I have an array of UCS-2LE encoded bytes in Ruby and since this is my complete beginning with Ruby I'm struggling to convert it to UTF-8 string, I have the same code in PHP & Java working just fine.
In PHP I'm using iconv library, but in Ruby iconv has been deprecated:
$str = iconv('UCS-2LE', 'UTF-8//IGNORE', implode($byte_array));
In Java I'm using:
str = new String(byte_array, "UTF-16LE");
Bytes in the array are encoded as 2 bytes per 1 character, how to perform similar conversion in Ruby? I've tried a few solutions but it didn't work for me. Thank you.
Assuming a byte array:
byte_array = [70, 0, 111, 0, 111, 0]
You can use Array#pack
to convert the integer values to characters (C
treats each integer as an unsigned char):
string = byte_array.pack("C*") #=> "F\x00o\x00o\x00"
pack
returns a string with ASCII-8BIT encoding:
string.encoding #=> #<Encoding:ASCII-8BIT>
You can now use String#force_encoding
to reinterpret the bytes as an UTF-16 string:
string.force_encoding("UTF-16LE") #=> "Foo"

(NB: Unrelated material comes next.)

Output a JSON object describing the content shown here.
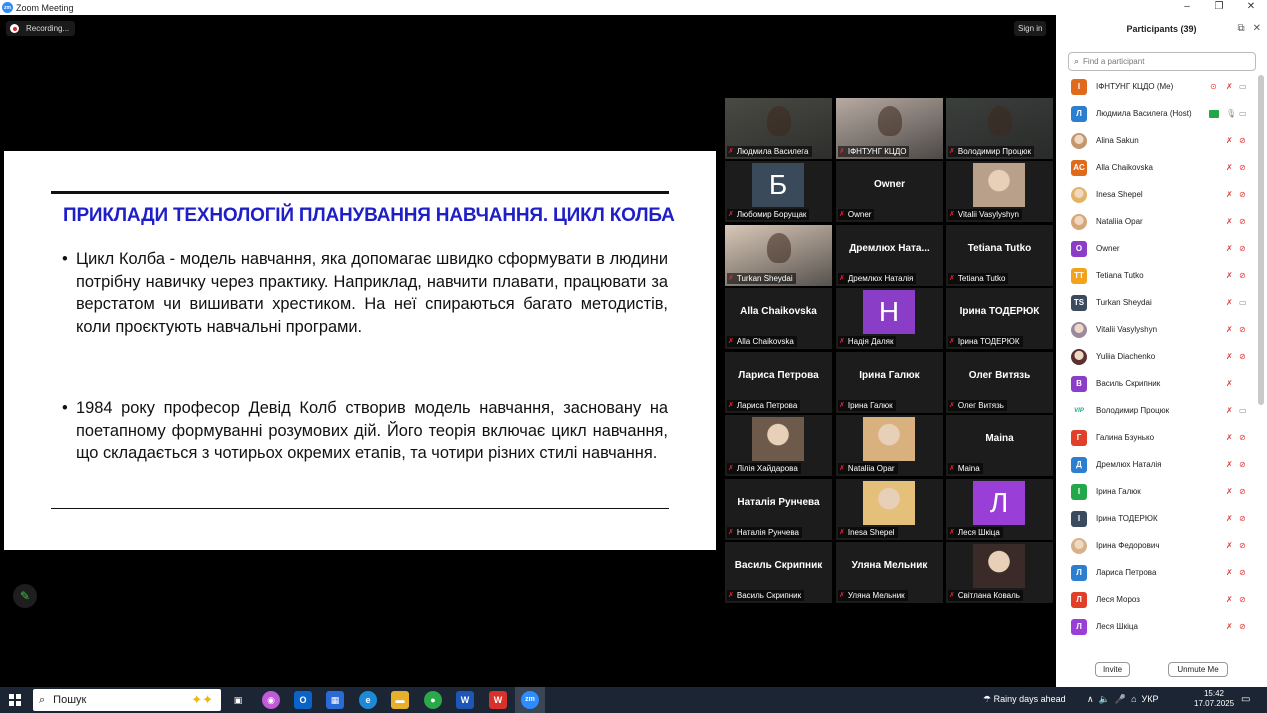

The bytes haven't changed so far:
string.bytes #=> [70, 0, 111, 0, 111, 0]
To transcode the string into another encoding, use String#encode
:
utf8_string = string.encode("UTF-8") #=> "Foo"
utf8_string.bytes #=> [70, 111, 111]
The whole conversion can be written in a single line:
byte_array.pack("C*").force_encoding("UTF-16LE").encode("UTF-8")
or by passing the source encoding as a 2nd argument to encode
:
byte_array.pack("C*").encode("UTF-8", "UTF-16LE")